Wherein is written an account of the far flung journeys of Chris & Hayley,
on their way home from Japan via China, Mongolia, Russia and Europe.

Put the kettle on.

The time in Japan..........China.............Mongolia.............Russia..................UK

Monday, December 31, 2007

Lets not forget the people...

Yay! Santa gave me a brand new Digital SLR for Christmas and oooh how fun it is. I can't wait to snap away on our travels. But in the mean time I need to learn how to use it. This past week I have been playing with my new toy, and the zoom lens I bought with it which is lovely and simple, so I've been doing what any voyeur would do - zooming mega close to people's faces, or more likely, the backs of their heads...

here are some results...




eye eye...



Saturday, December 29, 2007

On completely changing ones' life

Ours is an ordered, simple existence. Japan resembles a colossal theme park. That sense of there being a huge, invisible object of authority, affecting the actions of our neighbours has been taken for granted, and stepping outside, into the dark, chaotic realms of gaikoku probably means that people won't be on their best behaviour to keep face within the group, and our chances of getting robbed by a desperately hungry person are doubled because of a) the size and b) the standard of living held by our next host nation.

But surely, such national stereotyping is one of the things I find myself loathing about Japan? Could it be that I've found myself adapting in areas I've never even tried to alter? In which case, what is even more terrifying isn't the two months we spend rootless, crossing the biggest continet in the world, rather it is what we come back to, the lifestyle and attitudes we may have forgotten.

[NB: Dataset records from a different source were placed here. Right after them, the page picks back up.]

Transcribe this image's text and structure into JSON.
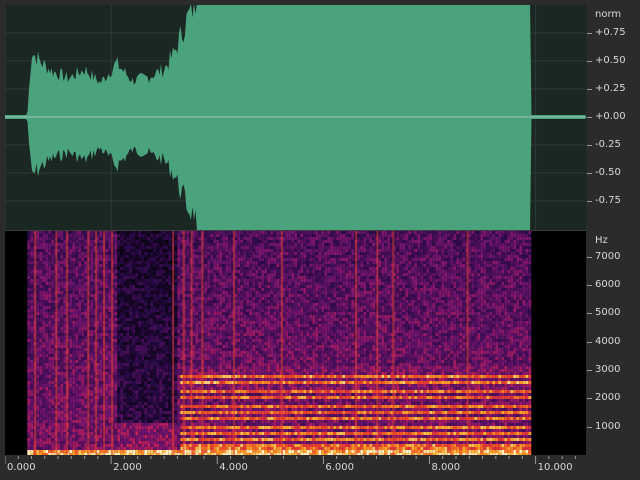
{
  "amplitude_ruler": {
    "unit": "norm",
    "ticks": [
      "+0.75",
      "+0.50",
      "+0.25",
      "+0.00",
      "-0.25",
      "-0.50",
      "-0.75"
    ],
    "tick_values": [
      0.75,
      0.5,
      0.25,
      0.0,
      -0.25,
      -0.5,
      -0.75
    ]
  },
  "frequency_ruler": {
    "unit": "Hz",
    "ticks": [
      "7000",
      "6000",
      "5000",
      "4000",
      "3000",
      "2000",
      "1000"
    ],
    "tick_values": [
      7000,
      6000,
      5000,
      4000,
      3000,
      2000,
      1000
    ],
    "max_hz": 7900
  },
  "time_ruler": {
    "ticks": [
      "0.000",
      "2.000",
      "4.000",
      "6.000",
      "8.000",
      "10.000"
    ],
    "tick_values": [
      0,
      2,
      4,
      6,
      8,
      10
    ],
    "visible_range": [
      0,
      10.95
    ],
    "clip_range": [
      0.42,
      9.9
    ]
  },
  "colors": {
    "waveform_fill": "#4ba37e",
    "waveform_bg": "#1b2723",
    "spectrogram_low": "#000000",
    "spectrogram_high": "#fff0c0"
  },
  "waveform_envelope": [
    [
      0.0,
      0.0
    ],
    [
      0.42,
      0.0
    ],
    [
      0.5,
      0.55
    ],
    [
      0.7,
      0.45
    ],
    [
      0.9,
      0.38
    ],
    [
      1.2,
      0.32
    ],
    [
      1.5,
      0.4
    ],
    [
      1.8,
      0.28
    ],
    [
      2.1,
      0.45
    ],
    [
      2.4,
      0.3
    ],
    [
      2.7,
      0.33
    ],
    [
      3.0,
      0.4
    ],
    [
      3.2,
      0.55
    ],
    [
      3.4,
      0.8
    ],
    [
      3.6,
      1.0
    ],
    [
      9.9,
      1.0
    ],
    [
      9.9,
      0.0
    ],
    [
      10.95,
      0.0
    ]
  ]
}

In many ways, returning to the UK is even more uncertain than going out to Japan was.

Monday, December 3, 2007

I love travelling on the trains to work. After the rampacked journey from Kawasaki to Shinagawa (Tokyo) every morning, I now have the luxurious journey on the oh so quiet Keikyu Line, from a local station called Hatchonowate, to another out of the way, local station called Kaminagaya, past Yokohama.

Below are three of several videos I have taken out of the window of the train, on my journey home...

From Yokohama Station

Monday, November 26, 2007

I walked this street (Kyomachi Dori) to the station nearly every morning the past week gone, as Chris had borrowed my bike. It gave me the oportunity to take these and think about walking more often.


Kyomachi Dori, Nr Tsutaya

Kyomachi Dori


Sunday, November 25, 2007

View towards Kawasaki Centre and Main Station

I have always looked for different ways... different ways to work, different ways home, a different way to the local shop. Recently I found this way into town, which avoids walking through the throngs of crowds at Kawasaki Station.

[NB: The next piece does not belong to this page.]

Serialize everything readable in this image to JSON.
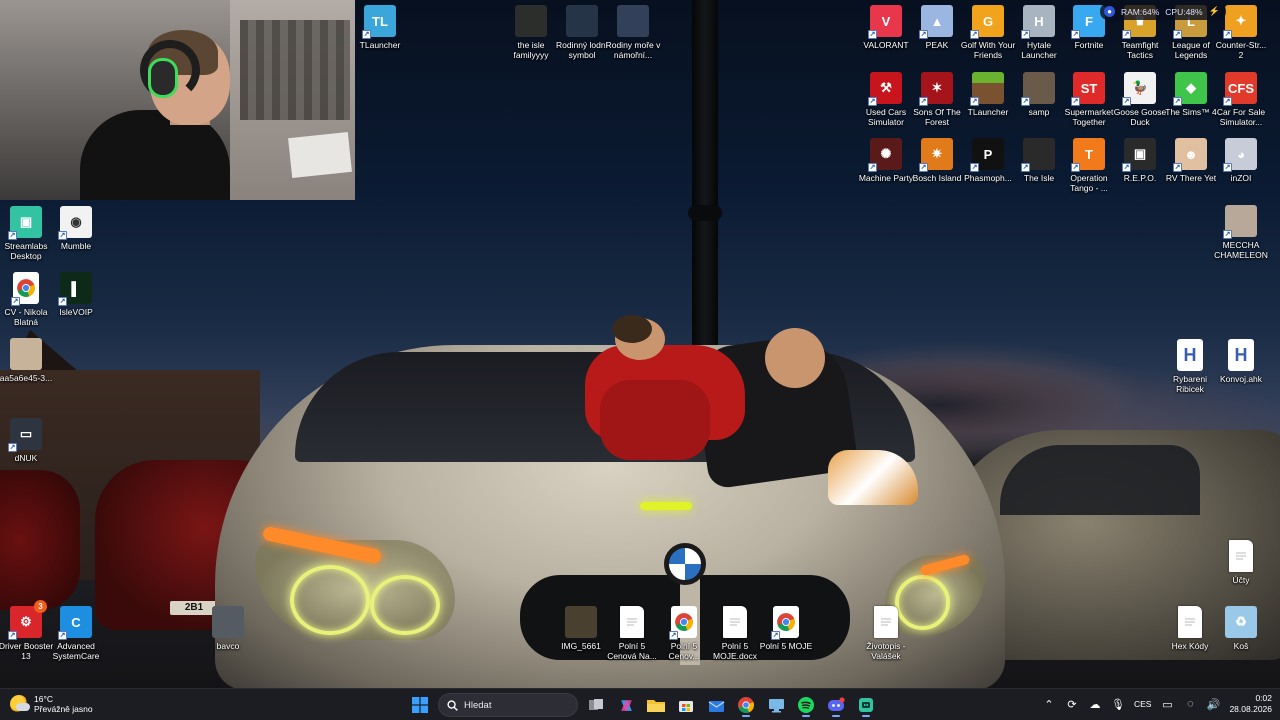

A more calming way, but most of all a visually overpowering route that is so exciting. With the millions of lines, made up of tracks and power cables and looming tower blocks, cutting roads, fences and road markings, the city opens up with it's mouth wide open swallowing the trains as they speed or chug by. Each time I take this route I half expect people on mini space/hover crafts to zoom out from that mouth, following each path, road, track and cables, in all directions. That would be great, just like the films Fifth Element or the obvious comparison, Blade runner (a comparison of Japan, 'done to death' says Chris).

It excites me to think I can still find new ways of seeing this place, our 'home', and also saddens me too, that we'll be leaving here without seeing all possible routes and views. I've seen Mt Fuji a few times this week, such a tease I love it, peeking out from behind some buildings on my way to work, another view I really want to put in my pocket and take away with me.

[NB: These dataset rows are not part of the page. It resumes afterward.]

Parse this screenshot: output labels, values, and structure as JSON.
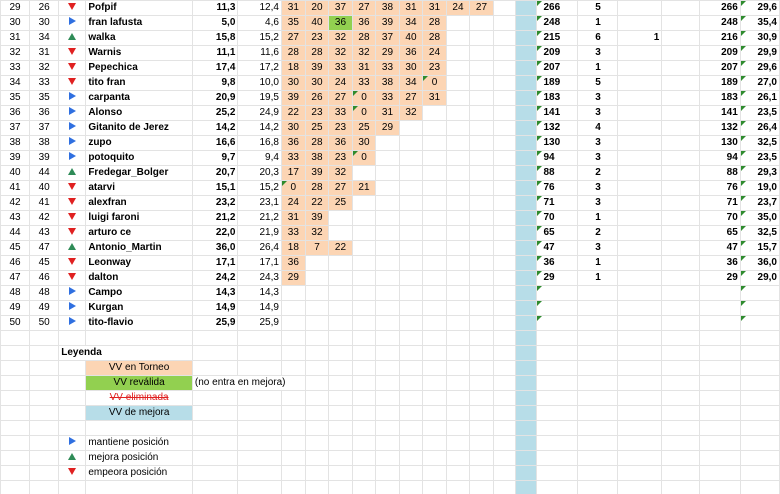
{
  "rows": [
    {
      "pos": "29",
      "prev": "26",
      "trend": "down",
      "name": "Pofpif",
      "a": "11,3",
      "b": "12,4",
      "vv": [
        "31",
        "20",
        "37",
        "27",
        "38",
        "31",
        "31",
        "24",
        "27"
      ],
      "rev": -1,
      "pts": "266",
      "n": "5",
      "x": "",
      "pts2": "266",
      "avg": "29,6"
    },
    {
      "pos": "30",
      "prev": "30",
      "trend": "same",
      "name": "fran lafusta",
      "a": "5,0",
      "b": "4,6",
      "vv": [
        "35",
        "40",
        "36",
        "36",
        "39",
        "34",
        "28"
      ],
      "rev": 2,
      "pts": "248",
      "n": "1",
      "x": "",
      "pts2": "248",
      "avg": "35,4"
    },
    {
      "pos": "31",
      "prev": "34",
      "trend": "up",
      "name": "walka",
      "a": "15,8",
      "b": "15,2",
      "vv": [
        "27",
        "23",
        "32",
        "28",
        "37",
        "40",
        "28"
      ],
      "rev": -1,
      "pts": "215",
      "n": "6",
      "x": "1",
      "pts2": "216",
      "avg": "30,9"
    },
    {
      "pos": "32",
      "prev": "31",
      "trend": "down",
      "name": "Warnis",
      "a": "11,1",
      "b": "11,6",
      "vv": [
        "28",
        "28",
        "32",
        "32",
        "29",
        "36",
        "24"
      ],
      "rev": -1,
      "pts": "209",
      "n": "3",
      "x": "",
      "pts2": "209",
      "avg": "29,9"
    },
    {
      "pos": "33",
      "prev": "32",
      "trend": "down",
      "name": "Pepechica",
      "a": "17,4",
      "b": "17,2",
      "vv": [
        "18",
        "39",
        "33",
        "31",
        "33",
        "30",
        "23"
      ],
      "rev": -1,
      "pts": "207",
      "n": "1",
      "x": "",
      "pts2": "207",
      "avg": "29,6"
    },
    {
      "pos": "34",
      "prev": "33",
      "trend": "down",
      "name": "tito fran",
      "a": "9,8",
      "b": "10,0",
      "vv": [
        "30",
        "30",
        "24",
        "33",
        "38",
        "34",
        "0"
      ],
      "rev": -1,
      "pts": "189",
      "n": "5",
      "x": "",
      "pts2": "189",
      "avg": "27,0"
    },
    {
      "pos": "35",
      "prev": "35",
      "trend": "same",
      "name": "carpanta",
      "a": "20,9",
      "b": "19,5",
      "vv": [
        "39",
        "26",
        "27",
        "0",
        "33",
        "27",
        "31"
      ],
      "rev": -1,
      "pts": "183",
      "n": "3",
      "x": "",
      "pts2": "183",
      "avg": "26,1"
    },
    {
      "pos": "36",
      "prev": "36",
      "trend": "same",
      "name": "Alonso",
      "a": "25,2",
      "b": "24,9",
      "vv": [
        "22",
        "23",
        "33",
        "0",
        "31",
        "32"
      ],
      "rev": -1,
      "pts": "141",
      "n": "3",
      "x": "",
      "pts2": "141",
      "avg": "23,5"
    },
    {
      "pos": "37",
      "prev": "37",
      "trend": "same",
      "name": "Gitanito de Jerez",
      "a": "14,2",
      "b": "14,2",
      "vv": [
        "30",
        "25",
        "23",
        "25",
        "29"
      ],
      "rev": -1,
      "pts": "132",
      "n": "4",
      "x": "",
      "pts2": "132",
      "avg": "26,4"
    },
    {
      "pos": "38",
      "prev": "38",
      "trend": "same",
      "name": "zupo",
      "a": "16,6",
      "b": "16,8",
      "vv": [
        "36",
        "28",
        "36",
        "30"
      ],
      "rev": -1,
      "pts": "130",
      "n": "3",
      "x": "",
      "pts2": "130",
      "avg": "32,5"
    },
    {
      "pos": "39",
      "prev": "39",
      "trend": "same",
      "name": "potoquito",
      "a": "9,7",
      "b": "9,4",
      "vv": [
        "33",
        "38",
        "23",
        "0"
      ],
      "rev": -1,
      "pts": "94",
      "n": "3",
      "x": "",
      "pts2": "94",
      "avg": "23,5"
    },
    {
      "pos": "40",
      "prev": "44",
      "trend": "up",
      "name": "Fredegar_Bolger",
      "a": "20,7",
      "b": "20,3",
      "vv": [
        "17",
        "39",
        "32"
      ],
      "rev": -1,
      "pts": "88",
      "n": "2",
      "x": "",
      "pts2": "88",
      "avg": "29,3"
    },
    {
      "pos": "41",
      "prev": "40",
      "trend": "down",
      "name": "atarvi",
      "a": "15,1",
      "b": "15,2",
      "vv": [
        "0",
        "28",
        "27",
        "21"
      ],
      "rev": -1,
      "pts": "76",
      "n": "3",
      "x": "",
      "pts2": "76",
      "avg": "19,0"
    },
    {
      "pos": "42",
      "prev": "41",
      "trend": "down",
      "name": "alexfran",
      "a": "23,2",
      "b": "23,1",
      "vv": [
        "24",
        "22",
        "25"
      ],
      "rev": -1,
      "pts": "71",
      "n": "3",
      "x": "",
      "pts2": "71",
      "avg": "23,7"
    },
    {
      "pos": "43",
      "prev": "42",
      "trend": "down",
      "name": "luigi faroni",
      "a": "21,2",
      "b": "21,2",
      "vv": [
        "31",
        "39"
      ],
      "rev": -1,
      "pts": "70",
      "n": "1",
      "x": "",
      "pts2": "70",
      "avg": "35,0"
    },
    {
      "pos": "44",
      "prev": "43",
      "trend": "down",
      "name": "arturo ce",
      "a": "22,0",
      "b": "21,9",
      "vv": [
        "33",
        "32"
      ],
      "rev": -1,
      "pts": "65",
      "n": "2",
      "x": "",
      "pts2": "65",
      "avg": "32,5"
    },
    {
      "pos": "45",
      "prev": "47",
      "trend": "up",
      "name": "Antonio_Martin",
      "a": "36,0",
      "b": "26,4",
      "vv": [
        "18",
        "7",
        "22"
      ],
      "rev": -1,
      "pts": "47",
      "n": "3",
      "x": "",
      "pts2": "47",
      "avg": "15,7"
    },
    {
      "pos": "46",
      "prev": "45",
      "trend": "down",
      "name": "Leonway",
      "a": "17,1",
      "b": "17,1",
      "vv": [
        "36"
      ],
      "rev": -1,
      "pts": "36",
      "n": "1",
      "x": "",
      "pts2": "36",
      "avg": "36,0"
    },
    {
      "pos": "47",
      "prev": "46",
      "trend": "down",
      "name": "dalton",
      "a": "24,2",
      "b": "24,3",
      "vv": [
        "29"
      ],
      "rev": -1,
      "pts": "29",
      "n": "1",
      "x": "",
      "pts2": "29",
      "avg": "29,0"
    },
    {
      "pos": "48",
      "prev": "48",
      "trend": "same",
      "name": "Campo",
      "a": "14,3",
      "b": "14,3",
      "vv": [],
      "rev": -1,
      "pts": "",
      "n": "",
      "x": "",
      "pts2": "",
      "avg": ""
    },
    {
      "pos": "49",
      "prev": "49",
      "trend": "same",
      "name": "Kurgan",
      "a": "14,9",
      "b": "14,9",
      "vv": [],
      "rev": -1,
      "pts": "",
      "n": "",
      "x": "",
      "pts2": "",
      "avg": ""
    },
    {
      "pos": "50",
      "prev": "50",
      "trend": "same",
      "name": "tito-flavio",
      "a": "25,9",
      "b": "25,9",
      "vv": [],
      "rev": -1,
      "pts": "",
      "n": "",
      "x": "",
      "pts2": "",
      "avg": ""
    }
  ],
  "legend": {
    "title": "Leyenda",
    "vv_torneo": "VV en Torneo",
    "vv_revalida": "VV reválida",
    "vv_revalida_note": "(no entra en mejora)",
    "vv_eliminada": "VV eliminada",
    "vv_mejora": "VV de mejora",
    "mantiene": "mantiene posición",
    "mejora": "mejora posición",
    "empeora": "empeora posición"
  },
  "colors": {
    "vv_torneo": "#fcd5b4",
    "vv_revalida": "#92d050",
    "vv_mejora": "#b7dde8",
    "up": "#2e8b57",
    "down": "#e02020",
    "same": "#2f6fe0"
  }
}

We have exactly eighteen weeks to go until we leave this house, our home for the past 3 years for Chris and 2.7 years for me. Kawasaki, our city, our shitty city, but still our base. Tokyo, which used to be my hide away, Chris' neighbour, now our neighbour. It seems more and more essential everyday, to take those different routes to work, home, and into town, but also to capture those same everyday routes to work, home, and town. The shopping street, our alleyway, our neighbour's garden, each and every bus stop into town with it's quirky seating, the sky line of every view, the progress of each building site, each angle, and each corner of everything that we are going to leave behind.

Enough talking I'll get snapping then!